Historically, readings above 80 have marked silver as cheap relative to gold, and readings below 50 have marked gold as cheap relative to silver. At 60, neither metal is obviously mispriced against the other, though silver has done the heavier lifting in closing the gap over recent months.

What the recent move tells us is threefold. First, the risk sentiment story is nuanced. A pure fear trade usually pushes the ratio higher, as investors crowd into gold first. The ratio settling near 60 suggests the current environment is not pure panic. Second, inflation expectations are elevated but not unanchored. Both metals are responding to monetary concerns, with silver getting an extra push from its industrial use case. Third, industrial demand appears to be holding up even as growth forecasts soften. That is a quietly constructive signal for anyone watching the real economy through the lens of the commodities complex.

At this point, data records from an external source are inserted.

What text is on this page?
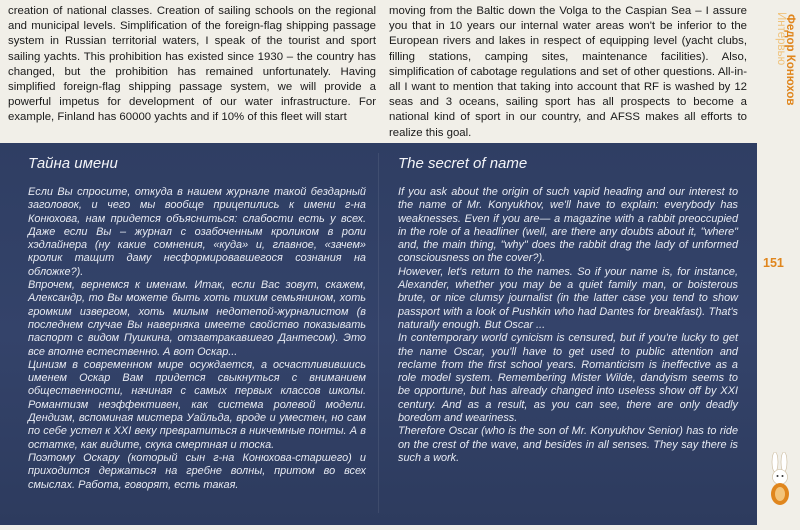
creation of national classes. Creation of sailing schools on the regional and municipal levels. Simplification of the foreign-flag shipping passage system in Russian territorial waters, I speak of the tourist and sport sailing yachts. This prohibition has existed since 1930 – the country has changed, but the prohibition has remained unfortunately. Having simplified foreign-flag shipping passage system, we will provide a powerful impetus for development of our water infrastructure. For example, Finland has 60000 yachts and if 10% of this fleet will start
moving from the Baltic down the Volga to the Caspian Sea – I assure you that in 10 years our internal water areas won't be inferior to the European rivers and lakes in respect of equipping level (yacht clubs, filling stations, camping sites, maintenance facilities). Also, simplification of cabotage regulations and set of other questions. All-in-all I want to mention that taking into account that RF is washed by 12 seas and 3 oceans, sailing sport has all prospects to become a national kind of sport in our country, and AFSS makes all efforts to realize this goal.
Интервью
Федор Конюхов
151
Тайна имени

Если Вы спросите, откуда в нашем журнале такой бездарный заголовок, и чего мы вообще прицепились к имени г-на Конюхова, нам придется объясниться: слабости есть у всех. Даже если Вы – журнал с озабоченным кроликом в роли хэдлайнера (ну какие сомнения, «куда» и, главное, «зачем» кролик тащит даму несформировавшегося сознания на обложке?).

Впрочем, вернемся к именам. Итак, если Вас зовут, скажем, Александр, то Вы можете быть хоть тихим семьянином, хоть громким извергом, хоть милым недотепой-журналистом (в последнем случае Вы наверняка имеете свойство показывать паспорт с видом Пушкина, отзавтракавшего Дантесом). Это все вполне естественно. А вот Оскар...

Цинизм в современном мире осуждается, а осчастливившись именем Оскар Вам придется свыкнуться с вниманием общественности, начиная с самых первых классов школы. Романтизм неэффективен, как система ролевой модели. Дендизм, вспоминая мистера Уайльда, вроде и уместен, но сам по себе устел к XXI веку превратиться в никчемные понты. А в остатке, как видите, скука смертная и тоска.

Поэтому Оскару (который сын г-на Конюхова-старшего) и приходится держаться на гребне волны, притом во всех смыслах. Работа, говорят, есть такая.

The secret of name

If you ask about the origin of such vapid heading and our interest to the name of Mr. Konyukhov, we'll have to explain: everybody has weaknesses. Even if you are— a magazine with a rabbit preoccupied in the role of a headliner (well, are there any doubts about it, "where" and, the main thing, "why" does the rabbit drag the lady of unformed consciousness on the cover?).

However, let's return to the names. So if your name is, for instance, Alexander, whether you may be a quiet family man, or boisterous brute, or nice clumsy journalist (in the latter case you tend to show passport with a look of Pushkin who had Dantes for breakfast). That's naturally enough. But Oscar ...

In contemporary world cynicism is censured, but if you're lucky to get the name Oscar, you'll have to get used to public attention and reclame from the first school years. Romanticism is ineffective as a role model system. Remembering Mister Wilde, dandyism seems to be opportune, but has already changed into useless show off by XXI century. And as a result, as you can see, there are only deadly boredom and weariness.

Therefore Oscar (who is the son of Mr. Konyukhov Senior) has to ride on the crest of the wave, and besides in all senses. They say there is such a work.
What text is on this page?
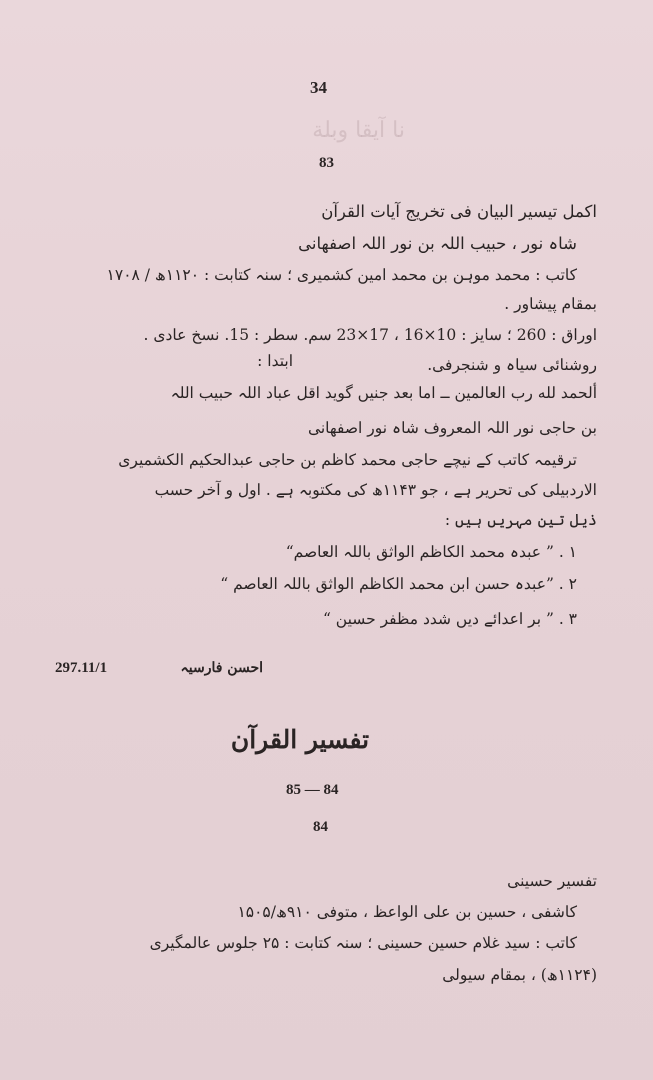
34
نا آیقا وبلة
83
اکمل تیسیر البیان فی تخریج آیات القرآن
شاہ نور ، حبیب اللہ بن نور اللہ اصفهانی
کاتب : محمد موہن بن محمد امین کشمیری ؛ سنہ کتابت : ۱۱۲۰ھ / ۱۷۰۸
بمقام پیشاور .
اوراق : 260 ؛ سایز : 10×16 ، 17×23 سم. سطر : 15. نسخ عادی .
روشنائی سیاہ و شنجرفی.
ابتدا :
ألحمد لله رب العالمین ــ اما بعد جنیں گوید اقل عباد اللہ حبیب اللہ
بن حاجی نور اللہ المعروف شاہ نور اصفهانی
ترقیمہ کاتب کے نیچے حاجی محمد کاظم بن حاجی عبدالحکیم الکشمیری
الاردبیلی کی تحریر ہے ، جو ۱۱۴۳ھ کی مکتوبہ ہے . اول و آخر حسب
ذیل تین مہریں ہیں :
۱ . ” عبدہ محمد الکاظم الواثق باللہ العاصم“
۲ . ”عبدہ حسن ابن محمد الکاظم الواثق باللہ العاصم “
۳ . ” بر اعدائے دیں شدد مظفر حسین “
297.11/1	احسن فارسیہ
تفسیر القرآن
85 — 84
84
تفسیر حسینی
کاشفی ، حسین بن علی الواعظ ، متوفی ۹۱۰ھ/۱۵۰۵
کاتب : سید غلام حسین حسینی ؛ سنہ کتابت : ۲۵ جلوس عالمگیری
(۱۱۲۴ھ) ، بمقام سیولی
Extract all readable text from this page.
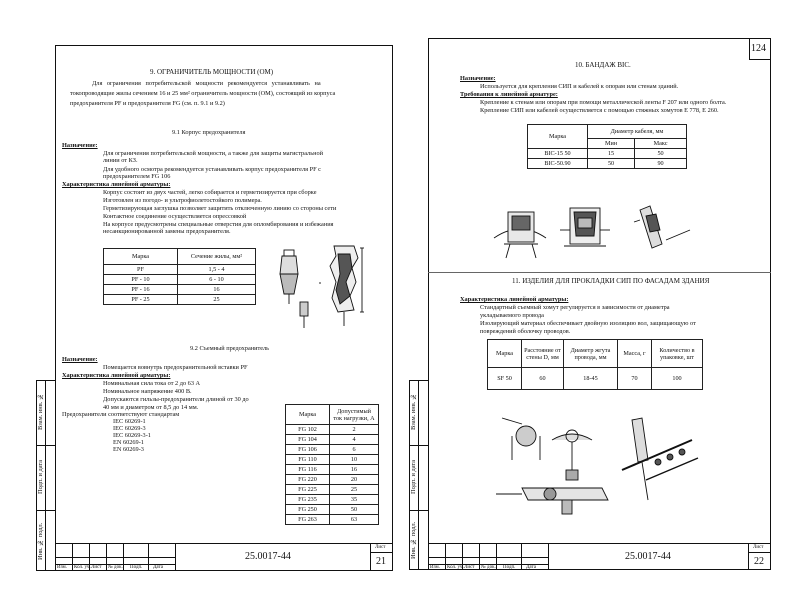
Взам. инв. №
Подп. и дата
Инв. № подл.
9. ОГРАНИЧИТЕЛЬ МОЩНОСТИ (ОМ)
Для ограничения потребительской мощности рекомендуется устанавливать на
токопроводящие жилы сечением 16 и 25 мм² ограничитель мощности (ОМ), состоящий из корпуса
предохранителя PF и предохранителя FG (см. п. 9.1 и 9.2)
9.1 Корпус предохранителя
Назначение:
Для ограничения потребительской мощности, а также для защиты магистральной
линии от КЗ.
Для удобного осмотра рекомендуется устанавливать корпус предохранителя PF с
предохранителем FG 106
Характеристика линейной арматуры:
Корпус состоит из двух частей, легко собирается и герметизируется при сборке
Изготовлен из погодо- и ультрофиолетостойкого полимера.
Герметизирующая заглушка позволяет защитить отключенную линию со стороны сети
Контактное соединение осуществляется опрессовкой
На корпусе предусмотрены специальные отверстия для опломбирования и избежания
несанкционированной замены предохранителя.
Марка	Сечение жилы, мм²
PF	1,5 - 4
PF - 10	6 - 10
PF - 16	16
PF - 25	25
9.2 Съемный предохранитель
Назначение:
Помещается вовнутрь предохранительной вставки PF
Характеристика линейной арматуры:
Номинальная сила тока от 2 до 63 А
Номинальное напряжение 400 В.
Допускаются гильзы-предохранители длиной от 30 до
40 мм и диаметром от 8,5 до 14 мм.
Предохранители соответствуют стандартам
IEC 60269-1
IEC 60269-3
IEC 60269-3-1
EN 60269-1
EN 60269-3
Марка	Допустимый ток нагрузки, А
FG 102	2
FG 104	4
FG 106	6
FG 110	10
FG 116	16
FG 220	20
FG 225	25
FG 235	35
FG 250	50
FG 263	63
Изм. Кол. уч. Лист № док. Подп. Дата
25.0017-44
Лист
21
124
Взам. инв. №
Подп. и дата
Инв. № подл.
10. БАНДАЖ BIC.
Назначение:
Используется для крепления СИП и кабелей к опорам или стенам зданий.
Требования к линейной арматуре:
Крепление к стенам или опорам при помощи металлической ленты F 207 или одного болта.
Крепление СИП или кабелей осуществляется с помощью стяжных хомутов E 778, E 260.
Марка	Диаметр кабеля, мм	
	Мин	Макс
BIC-15 50	15	50
BIC-50.90	50	90
11. ИЗДЕЛИЯ ДЛЯ ПРОКЛАДКИ СИП ПО ФАСАДАМ ЗДАНИЯ
Характеристика линейной арматуры:
Стандартный съемный хомут регулируется в зависимости от диаметра
укладываемого провода
Изолирующий материал обеспечивает двойную изоляцию вол, защищающую от
повреждений оболочку проводов.
Марка	Расстояние от стены D, мм	Диаметр жгута провода, мм	Масса, г	Количество в упаковке, шт
SF 50	60	18-45	70	100
Изм. Кол. уч. Лист № док. Подп. Дата
25.0017-44
Лист
22
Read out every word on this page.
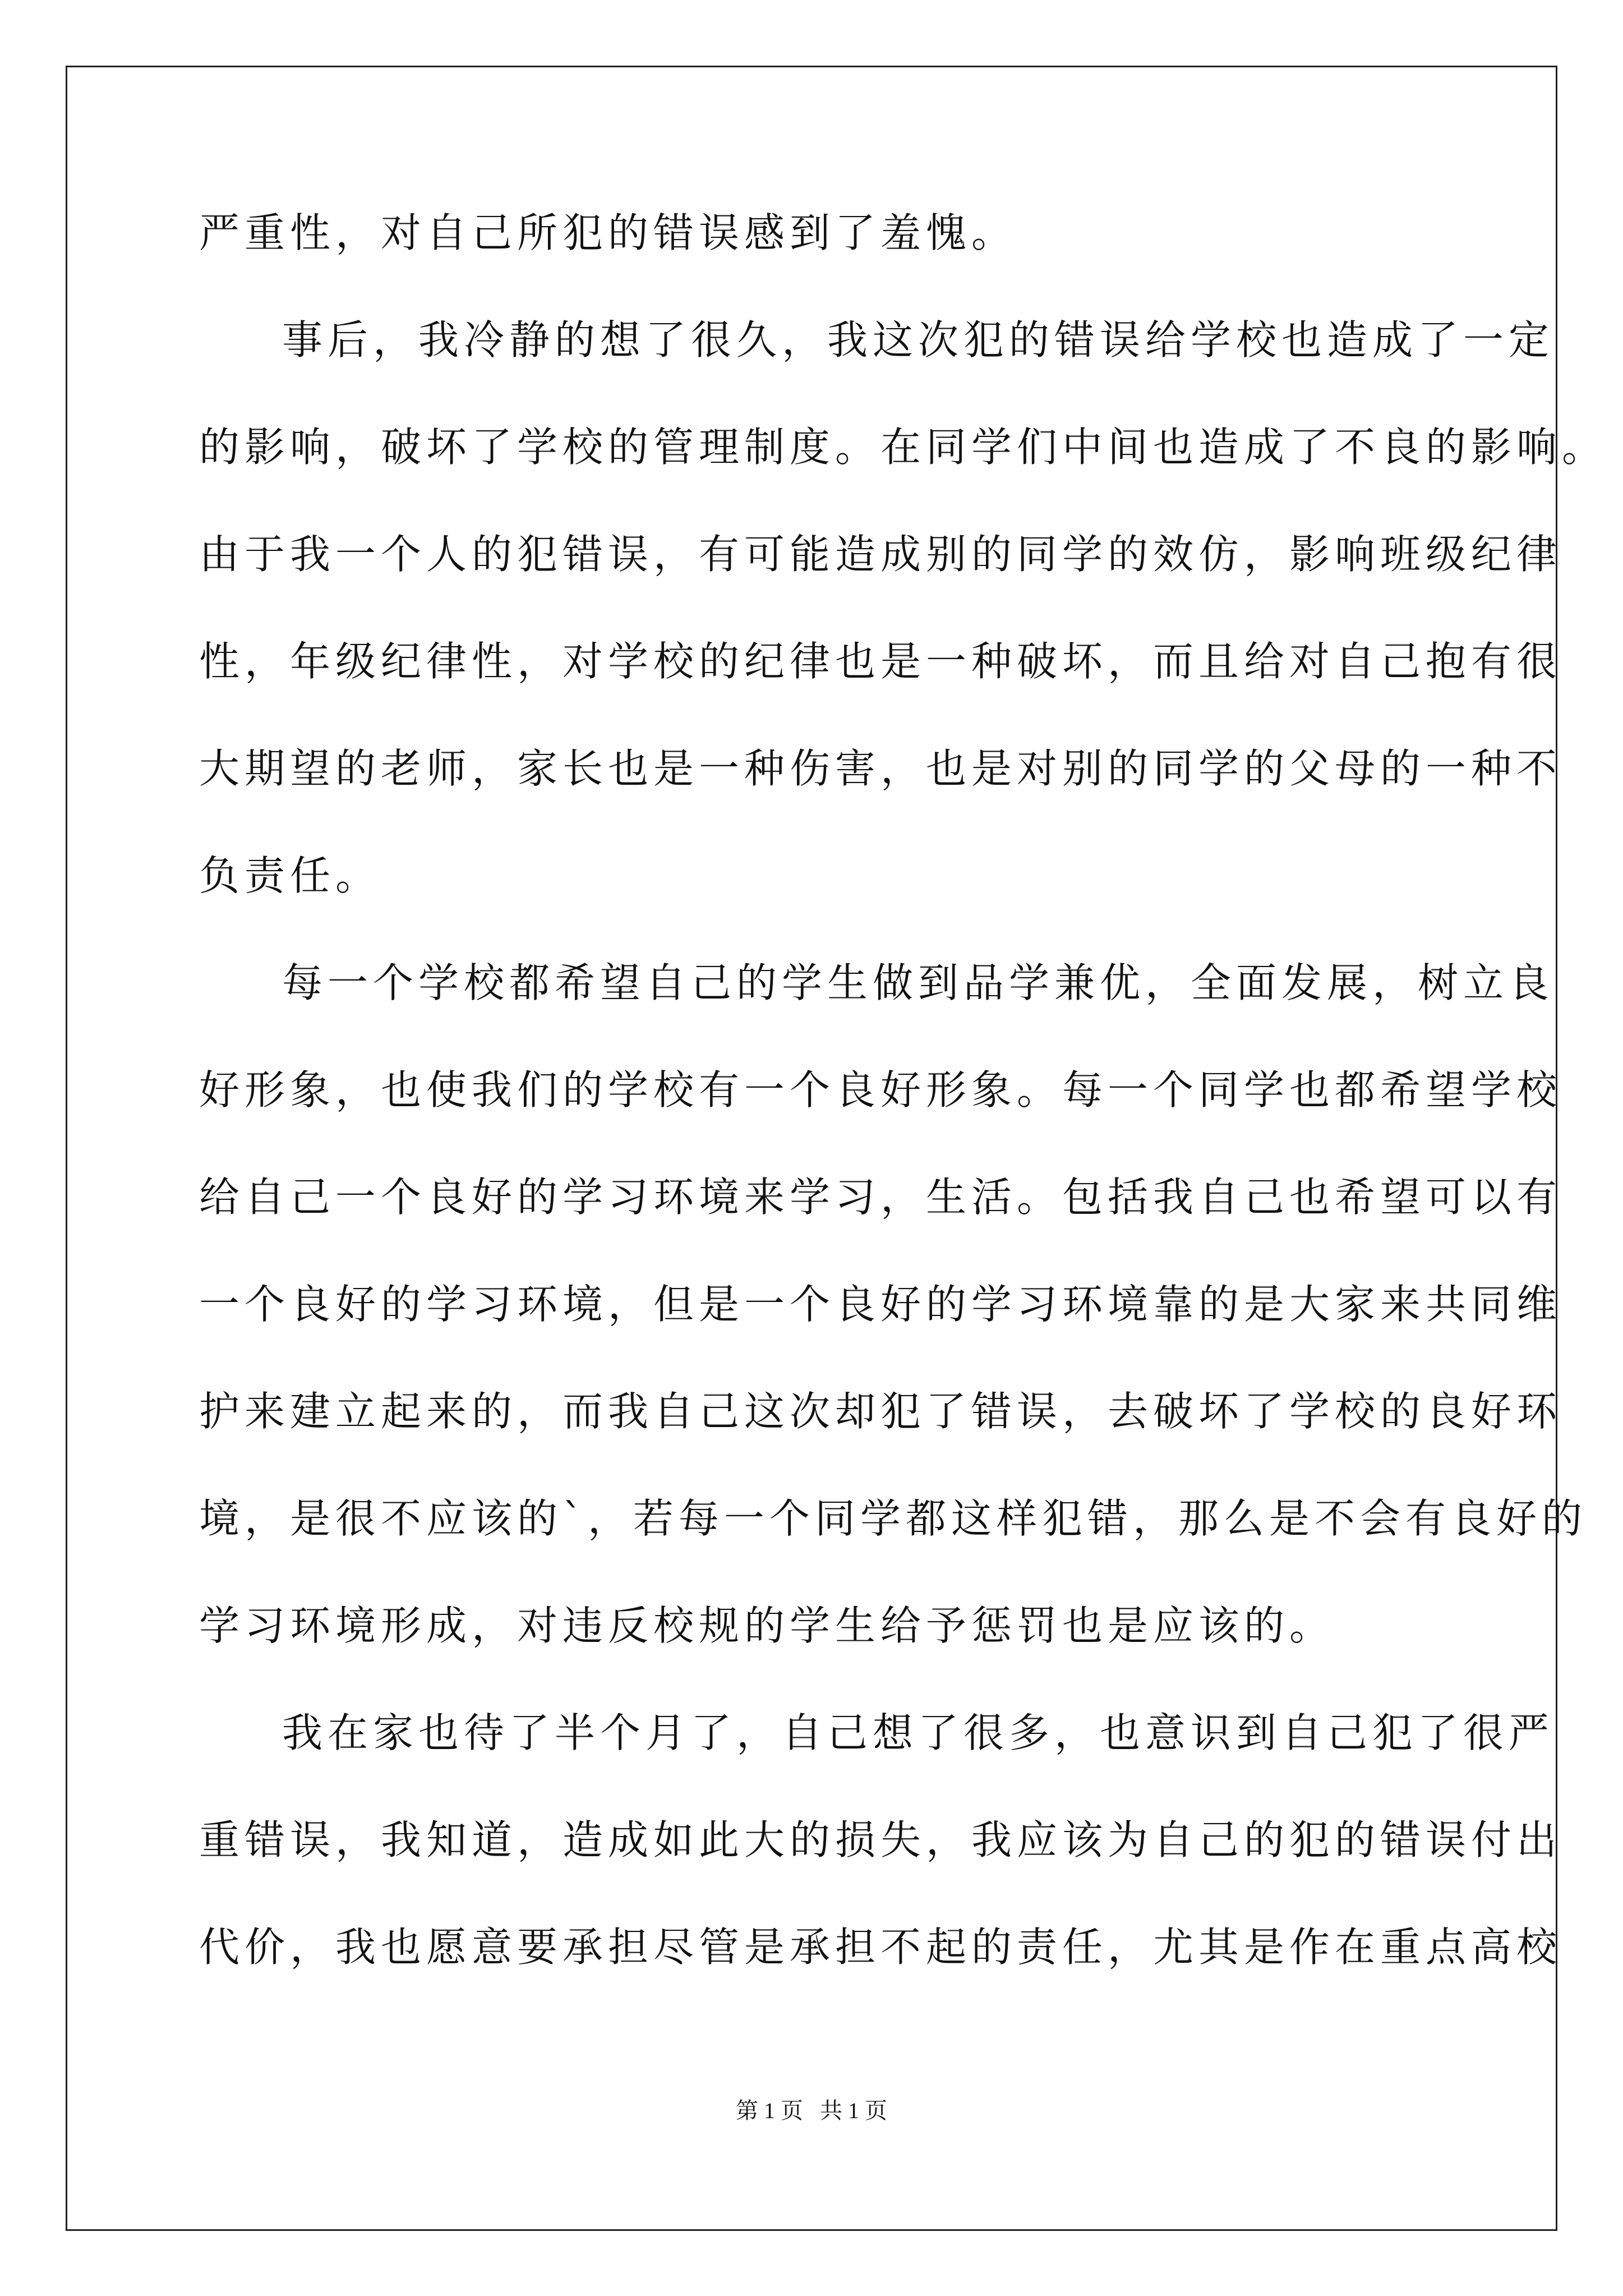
严重性，对自己所犯的错误感到了羞愧。
事后，我冷静的想了很久，我这次犯的错误给学校也造成了一定
的影响，破坏了学校的管理制度。在同学们中间也造成了不良的影响。
由于我一个人的犯错误，有可能造成别的同学的效仿，影响班级纪律
性，年级纪律性，对学校的纪律也是一种破坏，而且给对自己抱有很
大期望的老师，家长也是一种伤害，也是对别的同学的父母的一种不
负责任。
每一个学校都希望自己的学生做到品学兼优，全面发展，树立良
好形象，也使我们的学校有一个良好形象。每一个同学也都希望学校
给自己一个良好的学习环境来学习，生活。包括我自己也希望可以有
一个良好的学习环境，但是一个良好的学习环境靠的是大家来共同维
护来建立起来的，而我自己这次却犯了错误，去破坏了学校的良好环
境，是很不应该的`，若每一个同学都这样犯错，那么是不会有良好的
学习环境形成，对违反校规的学生给予惩罚也是应该的。
我在家也待了半个月了，自己想了很多，也意识到自己犯了很严
重错误，我知道，造成如此大的损失，我应该为自己的犯的错误付出
代价，我也愿意要承担尽管是承担不起的责任，尤其是作在重点高校
第 1 页 共 1 页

The takeaway: For a retirement-oriented portfolio, precious metals continue to do their job as purchasing-power insurance, with the ratio suggesting balance rather than chase.


The Deal Room

M&A / Investments

  • Ares Management agreed to acquire Whitestone REIT in a $1.7 billion all-cash take-private deal.
  • Hexagon agreed to buy Baker Hughes' Waygate Technologies non-destructive testing unit for $1.45 billion.
  • Gilead Sciences agreed to acquire German oncology biotech Tubulis for roughly $5 billion.

IPO / Listings

  • SpaceX filed a confidential S-1 on 1 April targeting a valuation near $1.75 trillion, with the full prospectus expected within weeks and a reported 30% retail allocation.
  • Defense drone maker Aevex priced its IPO at $20 and opened at $23.01 on debut, raising $320 million.

Retirement Lens

A week like this rewards the boring things. Diversification across asset classes. Enough cash or short-duration bonds to avoid selling equities during an overnight reversal. A precious metals position sized for insurance, not speculation. And a plan that assumes ceasefires occasionally break before breakfast.

The S&P 500 is at record highs. Gold is near record highs. Oil is back near $90. All three can be true at once. For anyone drawing or planning to draw income from a portfolio, the work this week is not to predict Wednesday's outcome. It is to make sure the portfolio can handle either one.

Headline Hunt

  • Trump threatened to destroy every power plant and bridge in Iran if Tehran rejects a deal.
  • U.S. gasoline hit a national average of $4.05 per gallon Sunday, with the Energy Secretary saying sub-$3 gas may not return until next year.
  • Initial jobless claims fell to 207,000, the lowest four-week average since June 2024.
  • March PPI rose 4.0% year-over-year, with a 0.5% monthly gain below the 1.1% consensus.
  • San Francisco Fed's Mary Daly said policy is "slightly restrictive" and favored a wait-and-see posture.
  • Former Treasury Secretary Janet Yellen said she still sees a chance of a Fed cut this year despite the oil shock.
  • JPMorgan posted Q1 net income of $16.49 billion on revenue of $50.54 billion, though it trimmed full-year NII guidance.